Saturday, April 30, 2011

runnin

On top of my yoga practice I have also started running this week. Nothing wild. Just a few miles.  Running and I have had a tumultuous relationship.  I am not one of those people that gets a high off a good run.  I usually just feel exhausted and in pain.  When I was home over winter break this year my brother had read Born to Run. I had heard a great deal about the book, and had done a bit of research into the barefoot running craze.  I must say, I was not convinced.  I think I greatly offended my brother when I told him I thought it was just a fad.  He told me that my inability to run was just in my head.  That if I set my mind to it I could just go out and run 10 miles if I wanted.  No, pretty sure I can’t.    
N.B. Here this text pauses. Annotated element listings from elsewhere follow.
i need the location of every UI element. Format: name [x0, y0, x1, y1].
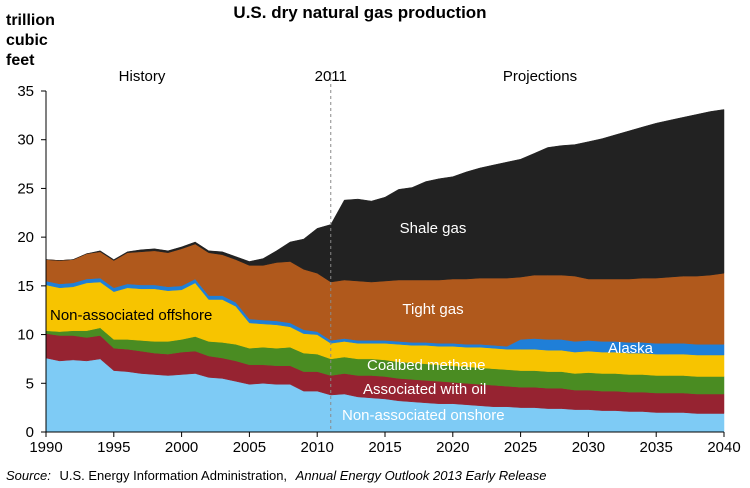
history-label: History [119, 68, 166, 85]
series-label-offshore: Non-associated offshore [50, 307, 212, 324]
y-tick-label: 15 [17, 278, 34, 295]
y-tick-label: 5 [26, 375, 34, 392]
divider-year-label: 2011 [315, 68, 347, 85]
series-label-alaska: Alaska [608, 340, 654, 357]
series-label-associated-oil: Associated with oil [363, 381, 486, 398]
x-tick-label: 2000 [165, 439, 198, 456]
source-publication: Annual Energy Outlook 2013 Early Release [295, 468, 547, 483]
x-tick-label: 2030 [572, 439, 605, 456]
y-tick-label: 10 [17, 327, 34, 344]
y-tick-label: 25 [17, 180, 34, 197]
stacked-areas [45, 109, 725, 433]
y-tick-label: 20 [17, 229, 34, 246]
x-tick-label: 2025 [504, 439, 537, 456]
y-axis-label-line-1: trillion [6, 12, 55, 29]
source-prefix: Source: [6, 468, 51, 483]
source-agency: U.S. Energy Information Administration, [59, 468, 287, 483]
y-tick-label: 35 [17, 83, 34, 100]
x-tick-label: 1990 [29, 439, 62, 456]
x-tick-label: 2040 [707, 439, 740, 456]
x-tick-label: 2015 [368, 439, 401, 456]
series-label-shale-gas: Shale gas [400, 220, 467, 237]
x-tick-label: 2035 [640, 439, 673, 456]
series-label-coalbed-methane: Coalbed methane [367, 357, 485, 374]
y-axis-label-line-2: cubic [6, 32, 48, 49]
x-tick-label: 1995 [97, 439, 130, 456]
area-shale-gas [45, 109, 725, 283]
projections-label: Projections [503, 68, 577, 85]
x-tick-label: 2020 [436, 439, 469, 456]
x-tick-label: 2005 [233, 439, 266, 456]
series-label-tight-gas: Tight gas [402, 301, 463, 318]
source-note: Source: U.S. Energy Information Administ… [6, 468, 546, 483]
series-label-onshore: Non-associated onshore [342, 407, 505, 424]
y-axis-label-line-3: feet [6, 52, 35, 69]
x-tick-label: 2010 [301, 439, 334, 456]
y-tick-label: 30 [17, 132, 34, 149]
y-tick-label: 0 [26, 424, 34, 441]
chart-title: U.S. dry natural gas production [233, 3, 486, 22]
I rarely acknowledged when I was little that my asthma affected my life.  Until recently I either denied having it entirely, or claimed it was only a problem when I was ill.  While it’s true that it does hit me a lot harder when I have a cold, there is more to it than that. It really does affect my activity. There is no reason a healthy 20 something year old shouldn’t be able to run a few miles.  I struggle more than someone who works out as much as I do should. 
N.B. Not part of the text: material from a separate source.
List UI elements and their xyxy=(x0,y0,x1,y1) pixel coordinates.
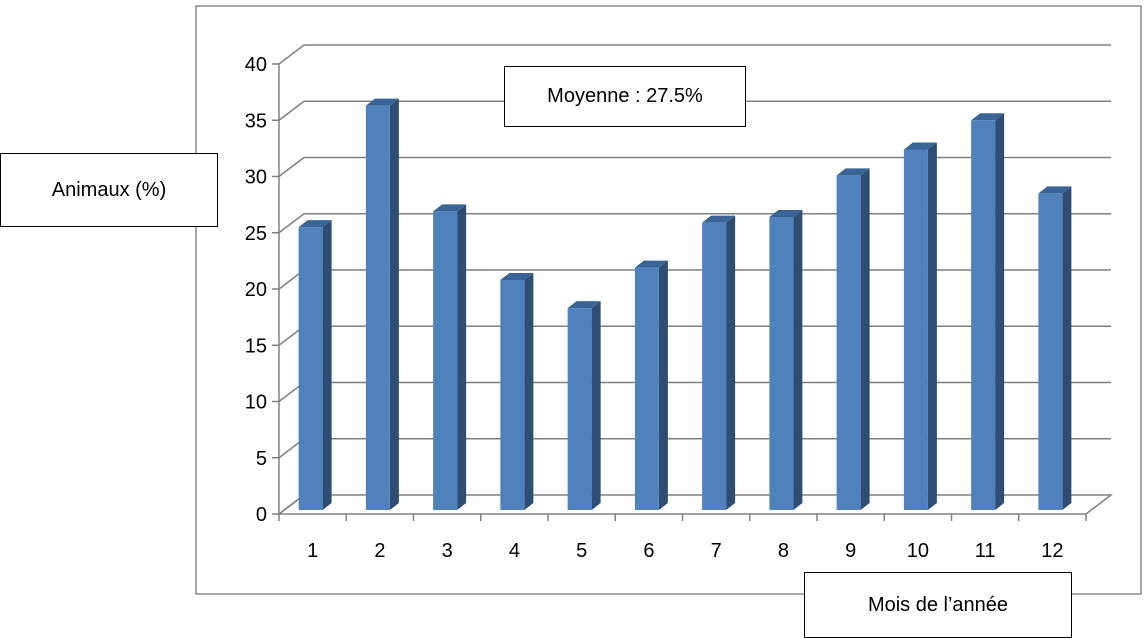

About a year ago I was training for a sprint triathlon.  While that may be no big deal to some, it was a huge goal for me.  I was in the gym twice a day, every day, swimming, running, biking and lifting.  After H1N1 turned bronchitis (thanks asthma) turned sinusitis, turned freak allergic reaction turned meningitis I was out of commission for the tri and again fell into a rut of not working out.  I always go in spurts.  I have played just about every sport there is to play, for a season.  I haven’t found anything (until yoga) that I really loved doing.  One thing I did love at the end of my tri training was the way I looked. 

I am once again going to train for something. And hope that I don’t break and ankle or get pneumonia before it.  There is a marathon on the coast in the fall that a few friends did this year.  Maybe I’ll humor my brother a little bit and see about those 10+ miles he seems to think I can do.  And maybe a little struggle is worth the killer legs.  I'll give it a shot.